When Your Real Estate Website Doesn't Produce Leads

When Your Real Estate Website Doesn't Produce Leads

by Brandon Cornett


"I have a real estate website that I paid a lot of money for, but it doesn't produce and leads for me." This seems to be the number-one concern among real estate agents these days -- a website that doesn't produce any viable leads. Or one that doesn't produce any leads at all. Sometimes the answer is obvious. Other times, it calls for some speculation.

Some websites have such obvious problems that you can spot them at a glance. Maybe there are no lead generation systems in place at all, or perhaps the website doesn't function properly.

But in other cases, it may seem that the website is set up well from a lead generation, but it still does not produce any real estate leads. This is a tougher scenario to evaluate.

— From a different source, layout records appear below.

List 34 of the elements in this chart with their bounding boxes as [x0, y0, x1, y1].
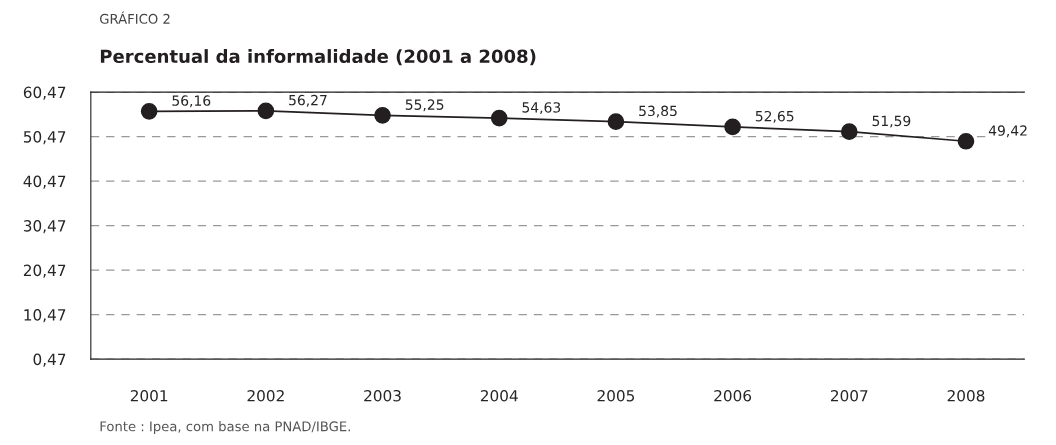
- x-tick-label: 2002: [247, 389, 284, 402]
- point: [840, 123, 858, 140]
- point: [140, 102, 158, 120]
- y-tick-label: 50,47: [23, 131, 66, 145]
- chart-title: Percentual da informalidade (2001 a 2008): [100, 49, 536, 66]
- y-tick-label: 30,47: [23, 220, 66, 234]
- y-tick-label: 60,47: [23, 86, 66, 100]
- point: [490, 109, 508, 127]
- x-tick-label: 2001: [130, 389, 168, 402]
- point: [724, 118, 741, 136]
- source-note: Fonte : Ipea, com base na PNAD/IBGE.: [100, 421, 350, 434]
- point: [957, 132, 975, 150]
- x-tick-label: 2007: [830, 389, 868, 402]
- data-label: 49,42: [988, 125, 1027, 138]
- point: [607, 113, 625, 130]
- data-label: 56,27: [289, 94, 327, 107]
- data-label: 55,25: [405, 99, 444, 112]
- x-tick-label: 2003: [364, 389, 401, 402]
- x-tick-label: 2006: [714, 389, 752, 402]
- data-label: 56,16: [172, 95, 211, 108]
- point: [257, 102, 275, 120]
- x-tick-label: 2008: [947, 389, 985, 402]
- x-tick-label: 2005: [597, 389, 635, 402]
- data-label: 52,65: [755, 110, 794, 123]
- point: [374, 107, 391, 124]
- data-label: 53,85: [639, 105, 677, 118]
- y-tick-label: 40,47: [23, 175, 66, 189]
- chart-subtitle: GRÁFICO 2: [100, 11, 170, 24]
- data-label: 54,63: [522, 102, 561, 115]
- y-tick-label: 20,47: [23, 264, 66, 278]
- x-tick-label: 2004: [480, 389, 518, 402]
- data-label: 51,59: [872, 115, 911, 128]
- y-tick-label: 10,47: [24, 309, 66, 323]
- y-tick-label: 0,47: [33, 353, 66, 367]
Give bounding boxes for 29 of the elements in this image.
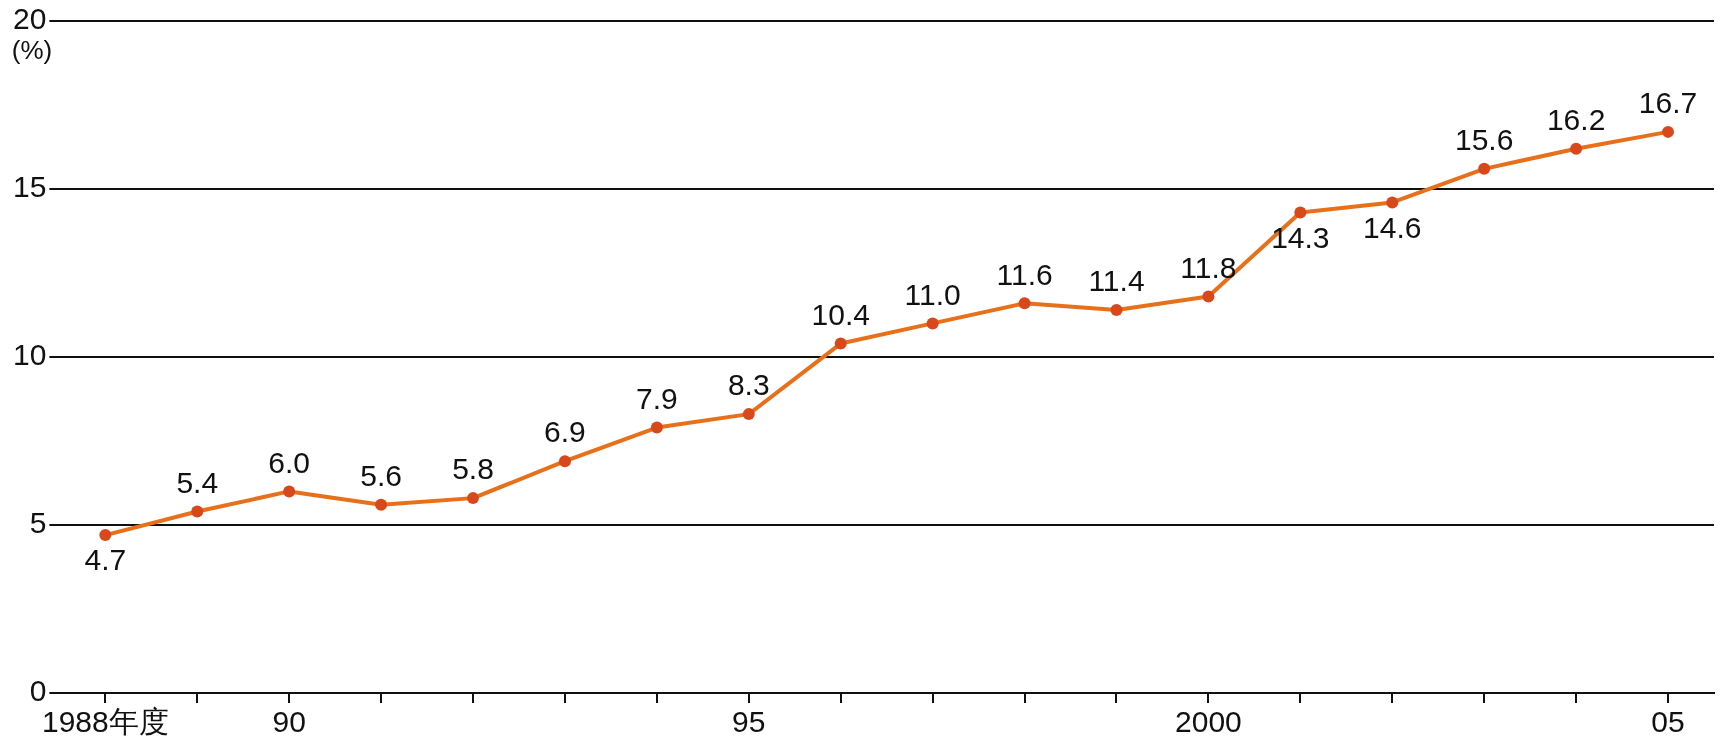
data-label: 7.9	[636, 381, 678, 415]
data-label: 16.2	[1546, 102, 1606, 136]
x-tick-label: 1988年度	[41, 705, 169, 739]
y-tick-label: 10	[12, 338, 47, 372]
data-label: 5.4	[176, 465, 219, 499]
x-tick-label: 2000	[1175, 705, 1242, 739]
data-label: 5.6	[360, 459, 402, 493]
data-label: 8.3	[727, 368, 770, 402]
data-label: 10.4	[811, 297, 870, 331]
x-tick-label: 05	[1651, 705, 1685, 739]
data-label: 6.9	[544, 415, 586, 449]
data-label: 4.7	[84, 543, 127, 577]
y-tick-label: 5	[29, 506, 47, 540]
x-tick-label: 95	[732, 705, 766, 739]
data-label: 11.8	[1180, 250, 1237, 284]
data-label: 15.6	[1454, 123, 1514, 157]
data-label: 11.4	[1088, 264, 1145, 298]
data-label: 11.6	[996, 257, 1053, 291]
y-axis-title: (%)	[11, 35, 53, 66]
y-tick-label: 20	[12, 2, 47, 36]
data-label: 16.7	[1638, 86, 1698, 120]
data-label: 5.8	[452, 452, 494, 486]
data-label: 11.0	[904, 277, 961, 311]
y-tick-label: 15	[12, 170, 47, 204]
y-tick-label: 0	[29, 674, 47, 708]
data-label: 14.3	[1271, 220, 1330, 254]
data-label: 14.6	[1363, 210, 1422, 244]
data-label: 6.0	[268, 445, 311, 479]
x-tick-label: 90	[272, 705, 306, 739]
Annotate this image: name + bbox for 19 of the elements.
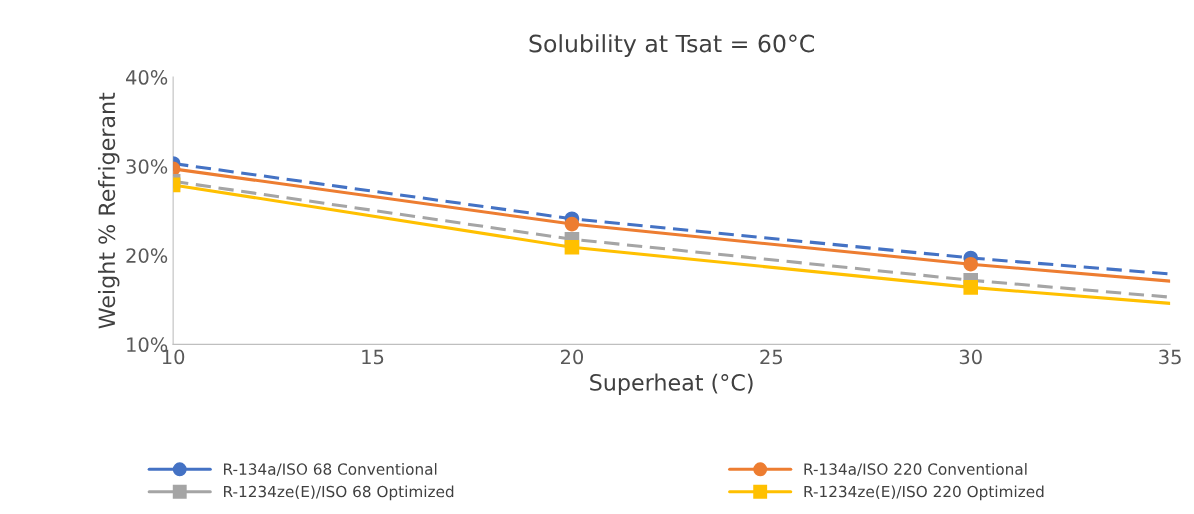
x-tick-label: 30 (959, 349, 982, 365)
point (963, 280, 979, 295)
x-tick-label: 15 (362, 349, 384, 365)
chart-title: Solubility at Tsat = 60°C (529, 34, 814, 58)
y-tick-label: 30% (126, 159, 168, 174)
point (564, 216, 580, 232)
legend-label: R-1234ze(E)/ISO 68 Optimized (224, 485, 454, 501)
point (963, 256, 979, 272)
x-tick-label: 20 (560, 349, 584, 365)
y-tick-label: 40% (126, 70, 168, 85)
x-axis-title: Superheat (°C) (590, 373, 753, 396)
x-tick-label: 35 (1159, 349, 1181, 365)
y-tick-label: 20% (126, 248, 168, 263)
legend-label: R-1234ze(E)/ISO 220 Optimized (804, 485, 1044, 501)
legend-label: R-134a/ISO 220 Conventional (804, 463, 1027, 477)
legend-label: R-134a/ISO 68 Conventional (224, 463, 437, 477)
point (564, 239, 580, 255)
x-tick-label: 25 (760, 349, 782, 365)
y-axis-title: Weight % Refrigerant (97, 92, 120, 329)
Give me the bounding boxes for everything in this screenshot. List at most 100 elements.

In this scenario, the lack of leads could simply be a reflection of the real estate market in general. After all, if there's not a lot of real estate activity in your area, you can't expect a steady stream of leads to pour through your website. We are seeing a lot of this right now across the country, and there's not much you can do about it but grin and bear it.

Have You Checked Your Web Stats?

One of the first things I do when "troubleshooting" a nonperforming website is to check the website stats for the last few months. Until you do this, you are operating blindly. Once you've reviewed your stats, you will have one of two scenarios:

* The website is not getting any traffic, and thus no leads.
* The website is getting a good amount of traffic, but no leads.

In the first scenario above, you have identified the cause of your lead generation problems. You don't have any traffic! If that's the case, you have no hope of producing real estate leads from the website. So you need to focus on building up your traffic levels through such things as search engine marketing, online PR, article marketing, networking, etc.

Now let's consider the second scenario. If your stats reveal a steady stream of web traffic each day, but the site is not producing any leads, then there is clearly something wrong from a lead generation standpoint. In this kind of scenario, I would troubleshoot the following things first:

Troubleshooting a Nonperforming Real Estate Website

Does the website offer any reason why people should contact the agent, or fill out the form, or whatever the conversion goal is? If not, this needs to be addressed first and foremost.

Are the conversion points easy to find, or is the real estate website in such a messy state that visitors can't find their way around? This is a usability issue, and one of the ways you can spot it is through high percentages of people who hit the home page only to leave right away (without clicking further into the website).

These are the things I would start with when troubleshooting a real estate website with good traffic levels but poor lead generation. Often, it's just a matter of cleaning things up and presenting something of value that people would want.